The GBP/USD currency cross consequently began the new week on the back foot, drifting under 1.3300. The duo is going through a slump. This release comes on the heels of Friday’s modest recovery, where GBP/USD was able to bounce back from near the 1.3200 handle. The 1.3200 level is important in that it now serves as the new three-week low for the pair.
On Sunday, the United States and China announced a new trade deal. This deal followed dramatic round-the-clock negotiations in Switzerland over the weekend. This development has led to a sharp strengthening of the US Dollar (USD), which has put additional downward pressure on the British Pound (GBP). The new US-UK trade agreement, signed last Thursday, temporarily boosted the GBP as well. Market conditions change dramatically in the intervening time.
In the long Asian trading session, spot prices for GBP/USD held within a few pips of that 1.3280-1.3275 support zone. This move represented a -0.20% change on the day. This increasing USD strength is shown in the downturn on the chart above. Consequently, sellers are rushing into GBP/USD prompted by fears of a looming US recession.

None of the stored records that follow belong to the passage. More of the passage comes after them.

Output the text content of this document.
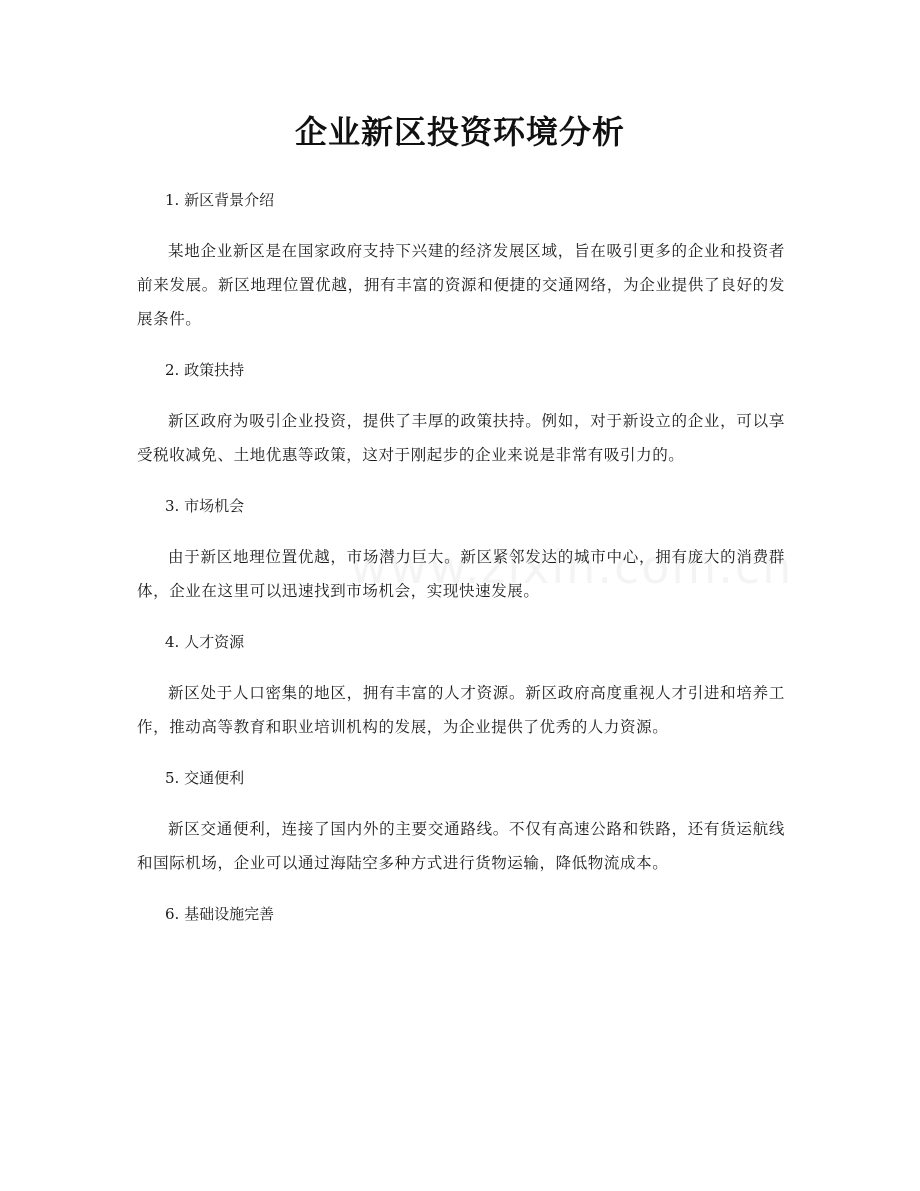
企业新区投资环境分析

1. 新区背景介绍

某地企业新区是在国家政府支持下兴建的经济发展区域，旨在吸引更多的企业和投资者前来发展。新区地理位置优越，拥有丰富的资源和便捷的交通网络，为企业提供了良好的发展条件。

2. 政策扶持

新区政府为吸引企业投资，提供了丰厚的政策扶持。例如，对于新设立的企业，可以享受税收减免、土地优惠等政策，这对于刚起步的企业来说是非常有吸引力的。

3. 市场机会

由于新区地理位置优越，市场潜力巨大。新区紧邻发达的城市中心，拥有庞大的消费群体，企业在这里可以迅速找到市场机会，实现快速发展。

4. 人才资源

新区处于人口密集的地区，拥有丰富的人才资源。新区政府高度重视人才引进和培养工作，推动高等教育和职业培训机构的发展，为企业提供了优秀的人力资源。

5. 交通便利

新区交通便利，连接了国内外的主要交通路线。不仅有高速公路和铁路，还有货运航线和国际机场，企业可以通过海陆空多种方式进行货物运输，降低物流成本。

6. 基础设施完善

So there is a lot of caution priced into GBP at present. BoE cautious tone seems to be limiting GBP/USD downside. The BoE’s hawkishness hasn’t just led traders to remain on their guard. They are reticent to commit to any hawkish policy as they wait to see a definitive short-term trend for currency pair.
Market participants are still parsing the broader implications of these recent developments. These readers are being particularly watchful of the recent, range-bound price action of GBP/USD. These three factors converge in ways that call for traders to proceed with extreme caution. They’ll need to tread lightly in this extremely hot trading environment, and special care should be taken with the currency pair.